In the wake of the Arrium troubles at the Whyalla steel mill, and the collapse of Clive Palmer's Queensland Nickel refinery, the Labor Party has announced it would push to increase the use of local steel in government projects and tighten anti-dumping laws to support Australian industry.
Bill Shorten was in Wollongong, NSW, on Thursday to announce Labor's Plan for Australian Metals Manufacturing and Jobs. The announcement was made at the Port Kembla steelworks, hit hard by the recent downturn in steel prices and demand for Australian products. Shorten, accompanied by shadow minister for industry Kim Carr and local Labor MPs, outlined his "six point plan to secure metals manufacturing industries."
"A Labor Government led by myself will do everything we can to make sure that we keep making steel in Australia," Shorten declared.
"We will seek to maximise Australian-produced steel as part of our Australian infrastructure spend."
Responding to a reporter's question, Shorten said Labor would not set concrete minimums for the use of Australian steel in infrastructure projects, but would encourage and help facilitate the use of local products. Labor would seek to halve the threshold for projects required to have Australian industry participation plans, which compels projects to consider local businesses, manufacturers and products.
Shorten made particular mention of plans to strengthen anti-dumping laws, to restrict the ability to import foreign steel into Australia at low or below-cost prices, which has been a particular concern of industry groups as Australian manufacturing takes a hit.
"Let me make this perfectly clear to anyone who thinks they can come to Australia and run around our laws and dump foreign manufactured steel in Australia.
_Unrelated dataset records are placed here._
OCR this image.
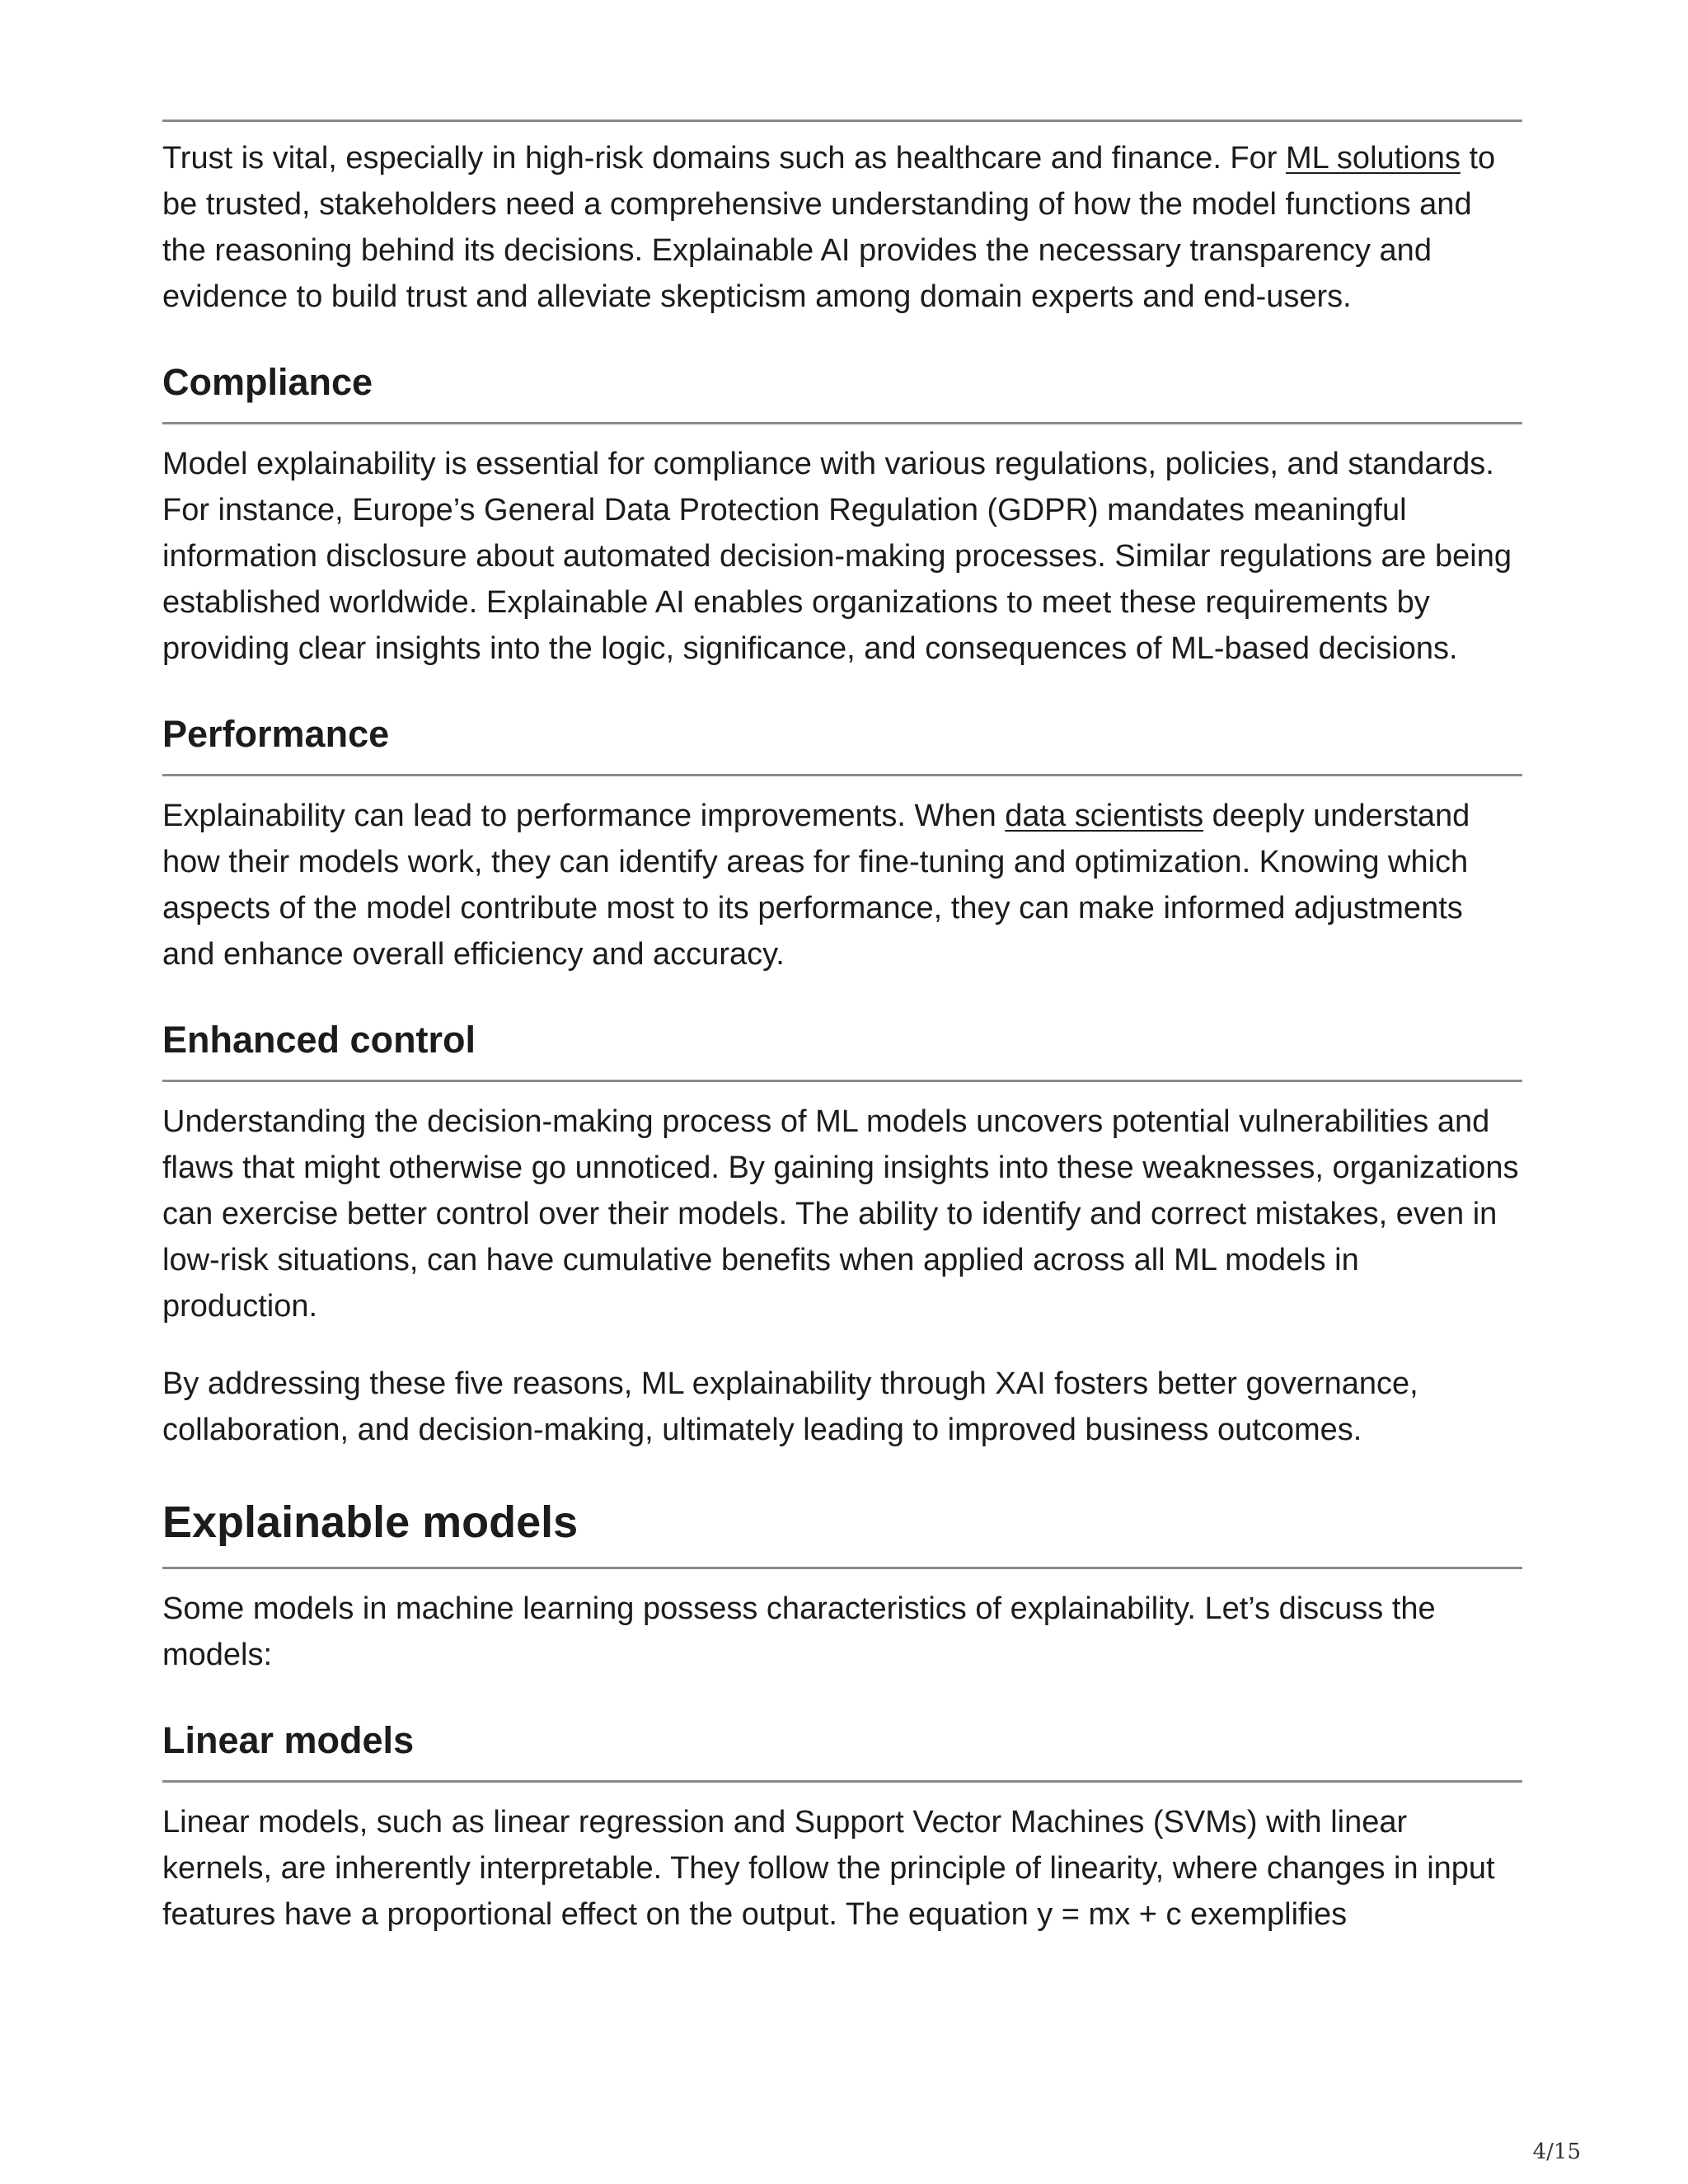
Trust is vital, especially in high-risk domains such as healthcare and finance. For ML solutions to be trusted, stakeholders need a comprehensive understanding of how the model functions and the reasoning behind its decisions. Explainable AI provides the necessary transparency and evidence to build trust and alleviate skepticism among domain experts and end-users.

Compliance

Model explainability is essential for compliance with various regulations, policies, and standards. For instance, Europe’s General Data Protection Regulation (GDPR) mandates meaningful information disclosure about automated decision-making processes. Similar regulations are being established worldwide. Explainable AI enables organizations to meet these requirements by providing clear insights into the logic, significance, and consequences of ML-based decisions.

Performance

Explainability can lead to performance improvements. When data scientists deeply understand how their models work, they can identify areas for fine-tuning and optimization. Knowing which aspects of the model contribute most to its performance, they can make informed adjustments and enhance overall efficiency and accuracy.

Enhanced control

Understanding the decision-making process of ML models uncovers potential vulnerabilities and flaws that might otherwise go unnoticed. By gaining insights into these weaknesses, organizations can exercise better control over their models. The ability to identify and correct mistakes, even in low-risk situations, can have cumulative benefits when applied across all ML models in production.

By addressing these five reasons, ML explainability through XAI fosters better governance, collaboration, and decision-making, ultimately leading to improved business outcomes.

Explainable models

Some models in machine learning possess characteristics of explainability. Let’s discuss the models:

Linear models

Linear models, such as linear regression and Support Vector Machines (SVMs) with linear kernels, are inherently interpretable. They follow the principle of linearity, where changes in input features have a proportional effect on the output. The equation y = mx + c exemplifies

4/15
A Labor Government will make sure that our anti-dumping laws are enforced in a fast and aggressive manner," Shorten said.
"Our promise in metal manufacturing and steel is I and my Labor team will do everything we can do make sure we still make steel in Australia. Australians have seen for too long in the last three years the car industry gone, the mining industry, the jobs are in free-fall, we have seen the terrible demise of Queensland Nickel. Enough's enough. Australians want a government in Canberra who will fight for Australian steel and we are up for that fight."
"There are 30,000 plus jobs directly reliant upon steel production in Australia, not just in the Illawarra but right throughout Australia. There's 100,000 of our fellow Australians, families, small businesses, who directly depend upon steel production and steel manufacturing and distribution."
Shorten has been pushing plans to mandate targets for the use of local steel in Australian infrastructure projects, in the wake of the Arrium and Queensland Nickel woes.
"Governments at all levels -- council, state and federal government -- spend a lot on infrastructure. What is wrong with requiring Australian content in the steel?" he said last week.